The same principle applies to output structure. Not "give me a summary" but "give me a 3-bullet summary where each bullet is one sentence, starting with an action verb, covering: the core finding, the primary business implication, and the main open question." That instruction produces the same format every time. The generic instruction produces something different every time.
The discipline: before submitting a prompt for anything that matters, read every adjective and instruction you used and ask whether someone else, reading the same prompt cold, would produce the same output you have in mind. If the answer is no, the prompt needs to be more specific. The gap between your intention and the model's interpretation is almost always a specificity gap.
You Are the Editor, Not the Author
Karpathy's framing for the whole practice: you are not the author, you are the editor. Your job is to set up the conditions for good output, then shape what comes back. Not to describe the output you want and hope the model reads your mind.
This reframe changes where you put your effort. Most people spend time trying to craft the perfect request. The better investment is in context loading, role assignment, the thinking step, and the critique loop after generation. Front-load the setup. Don't try to specify the output directly.
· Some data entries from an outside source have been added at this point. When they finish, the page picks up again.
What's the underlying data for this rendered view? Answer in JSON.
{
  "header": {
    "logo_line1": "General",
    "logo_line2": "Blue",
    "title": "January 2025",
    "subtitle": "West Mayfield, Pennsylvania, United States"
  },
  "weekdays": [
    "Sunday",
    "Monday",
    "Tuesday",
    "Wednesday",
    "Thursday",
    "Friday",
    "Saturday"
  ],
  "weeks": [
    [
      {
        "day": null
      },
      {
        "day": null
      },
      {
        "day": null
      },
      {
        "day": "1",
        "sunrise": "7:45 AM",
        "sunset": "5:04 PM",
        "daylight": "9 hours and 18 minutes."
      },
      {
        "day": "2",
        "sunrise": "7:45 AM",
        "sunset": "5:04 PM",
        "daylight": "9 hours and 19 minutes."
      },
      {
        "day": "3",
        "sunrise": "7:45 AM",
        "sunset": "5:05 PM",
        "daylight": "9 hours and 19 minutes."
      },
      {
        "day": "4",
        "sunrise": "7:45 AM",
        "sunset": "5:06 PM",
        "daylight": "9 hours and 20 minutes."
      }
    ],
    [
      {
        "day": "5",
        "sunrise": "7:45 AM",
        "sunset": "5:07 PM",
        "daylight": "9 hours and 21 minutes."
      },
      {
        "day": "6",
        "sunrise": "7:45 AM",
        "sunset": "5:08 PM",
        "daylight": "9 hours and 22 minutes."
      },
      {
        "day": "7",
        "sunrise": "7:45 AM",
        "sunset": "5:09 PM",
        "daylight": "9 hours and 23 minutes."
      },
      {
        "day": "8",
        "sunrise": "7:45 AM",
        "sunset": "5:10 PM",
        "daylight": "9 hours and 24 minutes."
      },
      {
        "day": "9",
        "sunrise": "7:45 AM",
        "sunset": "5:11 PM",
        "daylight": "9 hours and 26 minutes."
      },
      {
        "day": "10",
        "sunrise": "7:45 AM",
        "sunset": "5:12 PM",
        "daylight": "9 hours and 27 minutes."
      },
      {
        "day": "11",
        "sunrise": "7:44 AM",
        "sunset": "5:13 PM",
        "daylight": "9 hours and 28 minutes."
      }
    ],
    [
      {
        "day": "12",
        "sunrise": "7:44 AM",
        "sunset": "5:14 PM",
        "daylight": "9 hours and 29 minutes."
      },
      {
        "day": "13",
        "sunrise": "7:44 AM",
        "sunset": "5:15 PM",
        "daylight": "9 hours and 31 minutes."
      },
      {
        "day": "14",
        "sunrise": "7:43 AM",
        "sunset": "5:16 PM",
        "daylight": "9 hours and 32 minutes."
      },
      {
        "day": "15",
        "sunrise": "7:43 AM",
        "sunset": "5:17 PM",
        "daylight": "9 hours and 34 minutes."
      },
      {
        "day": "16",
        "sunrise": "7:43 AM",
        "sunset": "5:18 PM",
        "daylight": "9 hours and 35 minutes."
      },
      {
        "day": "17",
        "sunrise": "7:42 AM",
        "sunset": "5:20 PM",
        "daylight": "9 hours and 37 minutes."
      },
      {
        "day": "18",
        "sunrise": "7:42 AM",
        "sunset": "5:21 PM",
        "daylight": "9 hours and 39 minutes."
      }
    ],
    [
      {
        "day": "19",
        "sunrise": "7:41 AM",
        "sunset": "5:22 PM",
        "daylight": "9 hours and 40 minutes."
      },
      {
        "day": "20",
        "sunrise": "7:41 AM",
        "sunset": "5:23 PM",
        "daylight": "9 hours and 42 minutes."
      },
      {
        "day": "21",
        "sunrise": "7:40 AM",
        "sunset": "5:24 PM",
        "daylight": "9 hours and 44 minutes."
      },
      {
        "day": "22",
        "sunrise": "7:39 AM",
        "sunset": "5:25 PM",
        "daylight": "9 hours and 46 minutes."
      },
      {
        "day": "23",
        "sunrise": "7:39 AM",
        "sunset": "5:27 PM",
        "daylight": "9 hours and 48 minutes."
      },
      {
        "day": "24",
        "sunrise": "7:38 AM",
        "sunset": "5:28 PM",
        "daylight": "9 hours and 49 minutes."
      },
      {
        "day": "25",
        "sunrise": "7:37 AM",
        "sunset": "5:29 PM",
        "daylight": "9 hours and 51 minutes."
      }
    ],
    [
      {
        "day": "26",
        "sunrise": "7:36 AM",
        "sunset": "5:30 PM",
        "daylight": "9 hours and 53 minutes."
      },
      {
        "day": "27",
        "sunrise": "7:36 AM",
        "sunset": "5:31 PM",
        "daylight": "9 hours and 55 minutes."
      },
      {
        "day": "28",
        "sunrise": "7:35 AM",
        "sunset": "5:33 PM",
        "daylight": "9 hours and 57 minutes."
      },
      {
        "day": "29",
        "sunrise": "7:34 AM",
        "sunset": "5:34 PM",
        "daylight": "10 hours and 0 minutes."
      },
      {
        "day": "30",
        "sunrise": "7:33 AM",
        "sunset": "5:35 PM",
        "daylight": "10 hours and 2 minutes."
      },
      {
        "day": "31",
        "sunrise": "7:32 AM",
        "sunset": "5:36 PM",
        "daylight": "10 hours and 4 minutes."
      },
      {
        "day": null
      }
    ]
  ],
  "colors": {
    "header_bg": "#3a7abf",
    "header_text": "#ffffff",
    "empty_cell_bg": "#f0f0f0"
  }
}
Prompts get longer under this approach. Significantly longer. Output quality improves proportionally. Time spent revising bad outputs goes down, because the conditions were right before generation started, and the critique loop caught what wasn't right before you committed to it.
The prompts that work look over-engineered to people who haven't tried them. They are not over-engineered. They are correctly engineered for a tool that interprets instructions literally, fills gaps with defaults, and cannot ask you what you actually meant.
Stop describing the output you want.
Start building the conditions that produce it.